European hotel prices have fallen once again, with the average room rate on the continent falling by 12% to just £97 per night, says a report in TravelDailyNews.
Hotel prices in European cities have dropped considerably, with the Italian cities of Florence (down 30%), Rome (down 31%) and Venice (down 44%) seeing the biggest price drops, according to data provided by Trivago.co.uk. The prices given represent the average cost of one night’s stay in a standard double room at city hotels on the continent.
What is interesting is that although European hotel prices remain more expensive than one year ago, rates have dropped considerably in the last month. 41 out of 50 cities listed in Trivago’s Hotel Price Index (HPI) for November saw their average room rates drop markedly when compared with the previous month.

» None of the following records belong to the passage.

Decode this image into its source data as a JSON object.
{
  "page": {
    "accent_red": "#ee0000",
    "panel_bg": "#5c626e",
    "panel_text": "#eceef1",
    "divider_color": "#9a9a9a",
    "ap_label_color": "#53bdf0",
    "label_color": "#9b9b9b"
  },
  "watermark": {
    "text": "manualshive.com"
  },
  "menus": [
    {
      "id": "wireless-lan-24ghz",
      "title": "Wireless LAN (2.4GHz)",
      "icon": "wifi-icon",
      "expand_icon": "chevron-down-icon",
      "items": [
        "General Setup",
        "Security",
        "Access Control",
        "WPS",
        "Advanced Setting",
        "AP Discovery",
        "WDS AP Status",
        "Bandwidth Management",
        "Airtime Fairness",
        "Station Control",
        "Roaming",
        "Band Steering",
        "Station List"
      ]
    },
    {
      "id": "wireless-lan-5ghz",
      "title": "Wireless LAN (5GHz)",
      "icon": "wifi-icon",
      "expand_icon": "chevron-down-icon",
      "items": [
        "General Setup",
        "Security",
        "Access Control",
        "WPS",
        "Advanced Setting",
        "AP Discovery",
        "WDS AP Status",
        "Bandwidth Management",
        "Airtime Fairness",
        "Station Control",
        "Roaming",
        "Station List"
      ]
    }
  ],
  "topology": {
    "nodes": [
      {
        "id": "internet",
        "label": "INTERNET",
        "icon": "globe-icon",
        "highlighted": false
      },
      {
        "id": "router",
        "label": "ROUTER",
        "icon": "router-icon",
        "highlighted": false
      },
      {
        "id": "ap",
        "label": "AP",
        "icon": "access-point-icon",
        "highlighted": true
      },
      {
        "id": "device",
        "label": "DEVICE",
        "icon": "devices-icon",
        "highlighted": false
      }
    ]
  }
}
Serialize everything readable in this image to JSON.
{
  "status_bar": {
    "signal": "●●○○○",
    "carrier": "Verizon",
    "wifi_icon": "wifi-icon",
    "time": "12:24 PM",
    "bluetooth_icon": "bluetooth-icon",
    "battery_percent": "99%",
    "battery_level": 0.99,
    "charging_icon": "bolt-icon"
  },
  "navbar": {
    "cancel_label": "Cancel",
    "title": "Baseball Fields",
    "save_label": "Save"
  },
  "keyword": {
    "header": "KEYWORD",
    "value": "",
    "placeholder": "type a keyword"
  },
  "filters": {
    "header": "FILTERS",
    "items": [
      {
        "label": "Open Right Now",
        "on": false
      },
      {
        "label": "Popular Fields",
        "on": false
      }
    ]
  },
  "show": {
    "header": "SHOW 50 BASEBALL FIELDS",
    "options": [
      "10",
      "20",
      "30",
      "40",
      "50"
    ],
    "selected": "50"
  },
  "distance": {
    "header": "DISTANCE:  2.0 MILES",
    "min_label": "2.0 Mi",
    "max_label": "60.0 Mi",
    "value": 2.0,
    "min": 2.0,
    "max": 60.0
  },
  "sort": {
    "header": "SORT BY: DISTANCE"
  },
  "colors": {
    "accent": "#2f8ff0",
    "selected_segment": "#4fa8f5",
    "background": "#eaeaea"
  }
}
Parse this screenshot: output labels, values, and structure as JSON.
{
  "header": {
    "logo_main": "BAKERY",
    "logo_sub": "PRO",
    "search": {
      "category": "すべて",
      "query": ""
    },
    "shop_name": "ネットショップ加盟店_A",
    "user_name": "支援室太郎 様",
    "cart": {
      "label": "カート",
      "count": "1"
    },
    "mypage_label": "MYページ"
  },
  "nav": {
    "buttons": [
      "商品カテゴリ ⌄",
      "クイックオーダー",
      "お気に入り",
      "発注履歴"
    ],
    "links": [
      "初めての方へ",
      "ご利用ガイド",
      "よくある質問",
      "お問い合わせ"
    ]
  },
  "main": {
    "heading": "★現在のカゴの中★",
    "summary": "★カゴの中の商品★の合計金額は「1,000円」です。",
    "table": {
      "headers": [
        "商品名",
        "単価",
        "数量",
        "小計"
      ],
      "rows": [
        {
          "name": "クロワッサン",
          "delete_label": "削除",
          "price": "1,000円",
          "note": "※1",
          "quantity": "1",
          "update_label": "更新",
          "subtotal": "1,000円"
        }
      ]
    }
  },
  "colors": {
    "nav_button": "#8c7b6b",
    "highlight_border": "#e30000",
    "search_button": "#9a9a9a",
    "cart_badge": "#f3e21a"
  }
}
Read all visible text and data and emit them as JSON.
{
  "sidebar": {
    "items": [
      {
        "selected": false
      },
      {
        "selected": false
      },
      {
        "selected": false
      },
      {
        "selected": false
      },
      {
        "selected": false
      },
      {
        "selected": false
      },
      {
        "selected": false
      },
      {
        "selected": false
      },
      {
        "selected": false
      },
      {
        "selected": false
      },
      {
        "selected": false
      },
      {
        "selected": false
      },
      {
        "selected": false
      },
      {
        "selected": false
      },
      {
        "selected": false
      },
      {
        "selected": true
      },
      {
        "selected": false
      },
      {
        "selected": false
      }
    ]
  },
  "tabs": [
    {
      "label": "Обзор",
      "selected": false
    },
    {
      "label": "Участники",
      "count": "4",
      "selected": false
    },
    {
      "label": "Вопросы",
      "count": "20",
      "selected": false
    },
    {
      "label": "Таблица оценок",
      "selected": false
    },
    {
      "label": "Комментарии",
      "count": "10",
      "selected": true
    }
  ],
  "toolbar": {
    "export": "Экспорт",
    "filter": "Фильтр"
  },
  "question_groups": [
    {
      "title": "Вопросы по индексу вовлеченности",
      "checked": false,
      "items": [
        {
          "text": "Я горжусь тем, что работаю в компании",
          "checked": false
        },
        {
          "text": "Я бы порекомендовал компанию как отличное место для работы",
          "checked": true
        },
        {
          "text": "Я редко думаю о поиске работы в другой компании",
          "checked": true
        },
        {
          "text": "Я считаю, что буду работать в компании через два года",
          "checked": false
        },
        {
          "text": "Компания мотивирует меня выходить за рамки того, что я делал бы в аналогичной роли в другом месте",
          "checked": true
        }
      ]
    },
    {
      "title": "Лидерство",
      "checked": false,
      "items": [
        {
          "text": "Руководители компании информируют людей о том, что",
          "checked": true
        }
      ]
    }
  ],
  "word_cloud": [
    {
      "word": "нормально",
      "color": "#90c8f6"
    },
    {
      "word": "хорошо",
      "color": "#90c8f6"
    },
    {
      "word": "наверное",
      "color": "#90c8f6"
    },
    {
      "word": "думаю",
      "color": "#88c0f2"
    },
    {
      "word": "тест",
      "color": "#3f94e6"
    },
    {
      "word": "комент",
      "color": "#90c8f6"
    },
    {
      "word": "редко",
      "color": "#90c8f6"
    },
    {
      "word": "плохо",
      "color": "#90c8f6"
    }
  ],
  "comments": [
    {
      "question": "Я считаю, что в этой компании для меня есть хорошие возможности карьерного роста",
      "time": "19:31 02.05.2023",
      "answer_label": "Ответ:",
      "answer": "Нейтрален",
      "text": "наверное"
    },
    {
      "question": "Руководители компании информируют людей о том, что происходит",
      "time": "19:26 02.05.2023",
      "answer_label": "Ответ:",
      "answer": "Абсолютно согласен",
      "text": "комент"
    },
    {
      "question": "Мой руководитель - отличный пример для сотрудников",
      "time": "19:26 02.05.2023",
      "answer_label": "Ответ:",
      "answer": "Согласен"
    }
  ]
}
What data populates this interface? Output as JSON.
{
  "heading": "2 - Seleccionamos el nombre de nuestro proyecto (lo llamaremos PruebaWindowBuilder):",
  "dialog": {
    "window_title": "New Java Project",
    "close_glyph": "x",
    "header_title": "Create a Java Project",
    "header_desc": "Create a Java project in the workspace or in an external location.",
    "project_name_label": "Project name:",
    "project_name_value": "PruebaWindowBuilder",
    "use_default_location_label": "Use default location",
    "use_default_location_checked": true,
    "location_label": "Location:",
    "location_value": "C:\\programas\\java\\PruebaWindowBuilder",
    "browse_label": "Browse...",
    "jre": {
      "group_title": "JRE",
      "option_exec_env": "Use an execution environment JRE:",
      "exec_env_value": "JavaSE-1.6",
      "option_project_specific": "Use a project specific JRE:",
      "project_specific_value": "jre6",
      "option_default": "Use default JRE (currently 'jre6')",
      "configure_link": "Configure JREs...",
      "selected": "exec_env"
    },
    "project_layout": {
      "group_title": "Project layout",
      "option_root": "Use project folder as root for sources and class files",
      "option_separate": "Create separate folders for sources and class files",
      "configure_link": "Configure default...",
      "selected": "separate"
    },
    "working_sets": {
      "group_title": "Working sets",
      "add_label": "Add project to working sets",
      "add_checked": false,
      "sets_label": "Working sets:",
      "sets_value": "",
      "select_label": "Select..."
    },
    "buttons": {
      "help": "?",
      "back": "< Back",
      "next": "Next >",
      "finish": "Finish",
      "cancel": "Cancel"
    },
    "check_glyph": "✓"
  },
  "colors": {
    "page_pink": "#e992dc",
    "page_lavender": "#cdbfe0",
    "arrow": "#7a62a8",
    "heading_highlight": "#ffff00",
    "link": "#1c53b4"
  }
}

Southern Europe in particular seems to be more affected. Virtually all southern European cities on the HPI saw the cost of hotel rooms drop in November. Aside from crisis-hit Italy, room rates in cities like Granada (down 23%), Istanbul (down 22%), Lisbon (down 28%) and Prague (down 27%) all dropped.
Trivago also provided data on UK hotels accommodating to business travelers to that country. It found that overall, UK hotel rates had increased over the last year, most noticeably in the cities of London (up 33%), Manchester (up 35%), Birmingham (up 23%) and Dublin (up 16%). However, many hotels in the UK also experienced a price drop in their room rates when compared to October, especially in Edinburgh (down 8%), Cardiff (down 7%) and Dublin (down 10%), although it’s thought these changes are seasonal.
Not all European cities were affected by the price drops however, as there were some notable exceptions to the downward trend. Bucharest saw prices rise by 5%, while Birmingham and Copenhagen both saw increases of 2% in their room rates.
Overall, the most expensive hotels in Europe were in the cities of Geneva (£197 a night), London (£177 a night) and Oslo (£153 a night). So, despite the near constant whine of positive economic news, the fact remains that travel and other industries will need to look to other models to stay afloat. That is, or else rooms may end up being free period?